Try to add a sense of humor to that religious impulse, it becomes unthinkable as a social movement. After Stonewall, gay activists would earnestly seek liberty and equality for their own sake; Ginsberg's platform calls for liberty in the service of the transcendent. And—in contrast to the earnest stance of gay liberation—he never loses sight of himself as a potentially comic figure. Does this make him a quintessentially Jewish Buddhist?
In a strange way, obscene and scandalous as "Howl" may have been, Ginsberg's complex position makes its sexual frankness acceptable. We have a tradition of sacred erotic literature. Admittedly, it's a ways from the poems of St. John of the Cross to that sword-bearing naked blond in the baths, but if you remember the poem where Christ wounds his earthly beloved's throat—well, there is a precedent. Eros has been spiritualized in the West ever since the Song of Songs. And if you can even go on to laugh at that celestial messenger who's about to spear you—well, you're immediately in a far less confrontational position with the reader.
This particular position—lusty spiritual comedian, let's call it—is why, ultimately, gay writers of the generations beyond Allen would think of him as a forefather but not exactly an influence. He feels like a cultural totem less of gay American history and culture than of "alternative" American life, a pioneer of psychic frontiers whose work probably has less to do with how I experience the world than does that of his East Coast contemporary Frank O'Hara. It's an interesting comparison. The O'Hara poem with the most direct engagement with the transcendent, "A True Account of Talking to the Sun at Fire Island," is also very funny, though inflected with a camp sensibility of a very different sort. The pratfalls and swooning exclamations in "Howl" serve to resist the heightened quality of the holy quest at their core. O'Hara doesn't believe in sacred quests, probably wouldn't even entertain such a notion, yet he seems visited one day by something broaching upon mystery anyway, a talking heavenly body with allegiances beyond the plane of earth. He brings the same sensibility, the same open-eyed gaze to an encounter with a heavenly body that he'd bring to anything else. Of course he jokes, but there's a different tenor to his humor, and the irony in his voice gives way, at last, to—or at least coexists with—an unmistakably genuine sense of awe.

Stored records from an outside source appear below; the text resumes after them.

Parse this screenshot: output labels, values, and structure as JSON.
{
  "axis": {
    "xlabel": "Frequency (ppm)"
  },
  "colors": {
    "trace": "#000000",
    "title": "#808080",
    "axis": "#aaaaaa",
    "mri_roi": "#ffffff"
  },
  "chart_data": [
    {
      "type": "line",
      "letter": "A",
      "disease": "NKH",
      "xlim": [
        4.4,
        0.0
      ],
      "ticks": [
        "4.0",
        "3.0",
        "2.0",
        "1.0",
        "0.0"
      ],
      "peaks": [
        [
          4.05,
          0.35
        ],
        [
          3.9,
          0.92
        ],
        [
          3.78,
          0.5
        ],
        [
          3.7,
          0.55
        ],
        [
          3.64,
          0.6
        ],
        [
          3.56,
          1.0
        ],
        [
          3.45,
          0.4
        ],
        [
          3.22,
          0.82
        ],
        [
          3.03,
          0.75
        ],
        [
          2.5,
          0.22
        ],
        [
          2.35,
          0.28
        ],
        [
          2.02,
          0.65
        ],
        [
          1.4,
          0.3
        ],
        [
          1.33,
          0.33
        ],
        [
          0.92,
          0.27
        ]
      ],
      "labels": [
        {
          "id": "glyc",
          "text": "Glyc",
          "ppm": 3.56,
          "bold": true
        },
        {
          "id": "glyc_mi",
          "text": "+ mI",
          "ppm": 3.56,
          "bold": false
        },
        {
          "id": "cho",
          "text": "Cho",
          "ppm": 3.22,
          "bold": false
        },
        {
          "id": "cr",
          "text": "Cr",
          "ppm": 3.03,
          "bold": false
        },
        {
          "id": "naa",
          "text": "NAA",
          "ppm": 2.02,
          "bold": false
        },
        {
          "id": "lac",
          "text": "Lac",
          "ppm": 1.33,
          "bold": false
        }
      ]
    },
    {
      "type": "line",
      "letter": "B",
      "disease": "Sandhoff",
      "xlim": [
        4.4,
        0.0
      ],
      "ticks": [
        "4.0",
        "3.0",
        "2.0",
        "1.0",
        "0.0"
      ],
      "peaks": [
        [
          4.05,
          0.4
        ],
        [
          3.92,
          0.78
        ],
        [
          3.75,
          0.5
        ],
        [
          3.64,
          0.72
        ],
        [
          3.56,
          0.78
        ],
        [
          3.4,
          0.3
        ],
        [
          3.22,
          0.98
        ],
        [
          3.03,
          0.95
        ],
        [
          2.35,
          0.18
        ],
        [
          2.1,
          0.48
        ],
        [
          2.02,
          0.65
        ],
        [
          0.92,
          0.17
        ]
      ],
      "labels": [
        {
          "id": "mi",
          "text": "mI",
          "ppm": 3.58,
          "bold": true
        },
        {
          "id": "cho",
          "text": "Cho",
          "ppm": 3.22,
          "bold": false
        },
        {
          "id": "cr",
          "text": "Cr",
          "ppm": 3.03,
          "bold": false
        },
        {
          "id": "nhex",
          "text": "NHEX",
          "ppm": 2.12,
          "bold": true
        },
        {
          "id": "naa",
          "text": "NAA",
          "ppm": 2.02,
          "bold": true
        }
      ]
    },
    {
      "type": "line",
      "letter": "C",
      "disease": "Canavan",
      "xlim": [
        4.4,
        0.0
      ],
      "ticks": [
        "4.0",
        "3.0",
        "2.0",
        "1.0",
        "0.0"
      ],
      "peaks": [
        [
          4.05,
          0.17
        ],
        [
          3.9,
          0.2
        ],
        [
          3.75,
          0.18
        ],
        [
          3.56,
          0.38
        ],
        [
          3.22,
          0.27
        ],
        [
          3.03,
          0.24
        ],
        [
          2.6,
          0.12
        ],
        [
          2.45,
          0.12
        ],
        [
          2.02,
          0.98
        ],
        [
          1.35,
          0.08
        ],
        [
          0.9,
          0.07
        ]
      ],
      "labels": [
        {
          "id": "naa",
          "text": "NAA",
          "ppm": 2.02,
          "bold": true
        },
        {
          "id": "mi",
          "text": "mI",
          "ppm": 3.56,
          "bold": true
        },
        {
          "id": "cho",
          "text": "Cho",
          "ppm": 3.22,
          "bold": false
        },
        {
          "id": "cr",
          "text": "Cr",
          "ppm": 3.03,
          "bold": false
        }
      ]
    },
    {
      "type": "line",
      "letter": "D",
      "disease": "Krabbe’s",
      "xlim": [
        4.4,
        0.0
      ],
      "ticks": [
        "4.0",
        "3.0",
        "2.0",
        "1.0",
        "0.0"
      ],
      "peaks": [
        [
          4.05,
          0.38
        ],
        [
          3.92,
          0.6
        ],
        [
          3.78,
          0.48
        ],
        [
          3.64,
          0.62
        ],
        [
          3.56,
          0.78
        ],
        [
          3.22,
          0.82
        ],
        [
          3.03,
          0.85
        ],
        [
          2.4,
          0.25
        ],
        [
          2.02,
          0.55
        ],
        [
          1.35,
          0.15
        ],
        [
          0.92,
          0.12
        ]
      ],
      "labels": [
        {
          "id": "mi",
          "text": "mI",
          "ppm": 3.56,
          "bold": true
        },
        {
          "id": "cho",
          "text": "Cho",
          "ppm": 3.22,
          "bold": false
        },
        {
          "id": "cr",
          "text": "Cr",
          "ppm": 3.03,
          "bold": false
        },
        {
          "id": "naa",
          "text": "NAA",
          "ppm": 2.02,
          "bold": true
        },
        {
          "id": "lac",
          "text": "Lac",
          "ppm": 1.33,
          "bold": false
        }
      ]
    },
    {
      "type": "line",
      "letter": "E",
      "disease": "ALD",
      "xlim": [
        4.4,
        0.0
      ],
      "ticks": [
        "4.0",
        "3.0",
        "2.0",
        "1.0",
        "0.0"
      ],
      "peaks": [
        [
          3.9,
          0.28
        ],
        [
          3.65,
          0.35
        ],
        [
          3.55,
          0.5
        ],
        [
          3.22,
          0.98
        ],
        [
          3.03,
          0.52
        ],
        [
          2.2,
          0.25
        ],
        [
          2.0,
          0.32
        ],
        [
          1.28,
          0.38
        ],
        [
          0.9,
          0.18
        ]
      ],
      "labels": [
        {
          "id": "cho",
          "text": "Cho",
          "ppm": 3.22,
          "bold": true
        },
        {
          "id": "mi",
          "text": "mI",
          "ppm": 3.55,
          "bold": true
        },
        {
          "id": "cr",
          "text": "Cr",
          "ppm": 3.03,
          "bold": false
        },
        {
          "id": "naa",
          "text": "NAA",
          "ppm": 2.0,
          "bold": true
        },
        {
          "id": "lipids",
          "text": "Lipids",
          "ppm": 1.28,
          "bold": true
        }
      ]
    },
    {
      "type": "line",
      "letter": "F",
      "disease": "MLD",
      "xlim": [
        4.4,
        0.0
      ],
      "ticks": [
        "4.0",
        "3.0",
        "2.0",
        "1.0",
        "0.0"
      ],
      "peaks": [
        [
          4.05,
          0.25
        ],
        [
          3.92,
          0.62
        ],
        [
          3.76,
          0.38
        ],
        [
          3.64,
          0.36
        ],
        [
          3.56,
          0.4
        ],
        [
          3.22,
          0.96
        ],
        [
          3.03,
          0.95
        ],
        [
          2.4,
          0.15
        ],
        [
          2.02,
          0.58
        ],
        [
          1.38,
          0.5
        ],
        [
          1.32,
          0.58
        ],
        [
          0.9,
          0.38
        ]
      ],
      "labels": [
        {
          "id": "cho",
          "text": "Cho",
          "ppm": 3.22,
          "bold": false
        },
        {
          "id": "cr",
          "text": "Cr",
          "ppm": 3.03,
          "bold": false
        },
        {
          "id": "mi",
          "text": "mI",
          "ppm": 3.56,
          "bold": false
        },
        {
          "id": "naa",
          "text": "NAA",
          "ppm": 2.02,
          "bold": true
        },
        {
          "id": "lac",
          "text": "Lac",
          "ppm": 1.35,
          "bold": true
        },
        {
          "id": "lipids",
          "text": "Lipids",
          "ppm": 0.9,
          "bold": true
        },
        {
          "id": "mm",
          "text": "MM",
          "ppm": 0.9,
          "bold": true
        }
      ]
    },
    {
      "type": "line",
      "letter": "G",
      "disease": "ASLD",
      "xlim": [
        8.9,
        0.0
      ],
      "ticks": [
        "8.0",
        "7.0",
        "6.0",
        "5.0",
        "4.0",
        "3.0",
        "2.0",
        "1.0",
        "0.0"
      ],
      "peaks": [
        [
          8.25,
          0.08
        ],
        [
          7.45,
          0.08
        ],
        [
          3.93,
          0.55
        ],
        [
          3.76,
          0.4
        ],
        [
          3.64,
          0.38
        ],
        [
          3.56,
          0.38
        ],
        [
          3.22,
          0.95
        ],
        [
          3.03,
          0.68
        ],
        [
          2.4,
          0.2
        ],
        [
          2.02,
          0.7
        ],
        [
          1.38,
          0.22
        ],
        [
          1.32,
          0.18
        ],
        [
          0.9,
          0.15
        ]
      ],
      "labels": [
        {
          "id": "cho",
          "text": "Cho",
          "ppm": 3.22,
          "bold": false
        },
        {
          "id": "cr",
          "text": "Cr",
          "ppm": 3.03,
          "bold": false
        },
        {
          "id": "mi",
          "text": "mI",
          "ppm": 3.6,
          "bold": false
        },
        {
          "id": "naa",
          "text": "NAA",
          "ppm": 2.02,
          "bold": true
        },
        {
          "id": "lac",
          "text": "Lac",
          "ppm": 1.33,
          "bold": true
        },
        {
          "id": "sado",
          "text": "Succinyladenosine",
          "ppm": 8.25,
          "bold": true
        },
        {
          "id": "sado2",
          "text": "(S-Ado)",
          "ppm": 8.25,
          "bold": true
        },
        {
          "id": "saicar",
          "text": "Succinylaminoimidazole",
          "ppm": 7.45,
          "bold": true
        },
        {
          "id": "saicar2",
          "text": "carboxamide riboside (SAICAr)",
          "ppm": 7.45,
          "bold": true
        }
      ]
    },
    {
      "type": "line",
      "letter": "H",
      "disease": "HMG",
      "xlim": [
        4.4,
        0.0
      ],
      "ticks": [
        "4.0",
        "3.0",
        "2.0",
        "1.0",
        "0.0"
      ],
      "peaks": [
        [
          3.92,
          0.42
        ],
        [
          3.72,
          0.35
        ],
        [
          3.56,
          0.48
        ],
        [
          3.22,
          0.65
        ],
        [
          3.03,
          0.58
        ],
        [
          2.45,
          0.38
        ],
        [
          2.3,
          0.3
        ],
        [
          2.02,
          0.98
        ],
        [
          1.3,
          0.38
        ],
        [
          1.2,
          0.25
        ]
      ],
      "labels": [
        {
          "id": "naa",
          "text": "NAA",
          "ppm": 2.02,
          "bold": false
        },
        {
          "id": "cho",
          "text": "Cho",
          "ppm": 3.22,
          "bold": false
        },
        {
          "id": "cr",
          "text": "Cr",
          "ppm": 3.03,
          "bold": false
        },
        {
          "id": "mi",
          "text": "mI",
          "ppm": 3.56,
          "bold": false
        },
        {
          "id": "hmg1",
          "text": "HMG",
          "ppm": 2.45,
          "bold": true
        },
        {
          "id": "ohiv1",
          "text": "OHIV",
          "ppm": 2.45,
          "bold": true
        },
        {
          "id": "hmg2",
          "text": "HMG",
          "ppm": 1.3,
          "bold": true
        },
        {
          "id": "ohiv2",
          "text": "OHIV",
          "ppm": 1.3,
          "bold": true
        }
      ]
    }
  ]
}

I think Allen could sing to those assembled teachers about his usually-not-discussed-in-company body parts with such élan, and be accepted so freely, because everybody understood that on some level it wasn't really his ass he was talking about anyway. It was an attitude toward the world and toward the body, a sweet-natured, laughing acceptance of earthliness that existed, for Ginsberg, as a means to get off the earth plane. As bodily as his work may be, it usually tends upward and outward, away from gravity, moving through the fact of flesh toward other arenas. Amazingly, his most famous poem invented a new cultural category—neither homo nor straight, quite, but the "angelheaded hipster," the beat whose transcendent sexuality lifts him out of the familiar categories, knocking the binary off its high horse, setting himself loose to sing.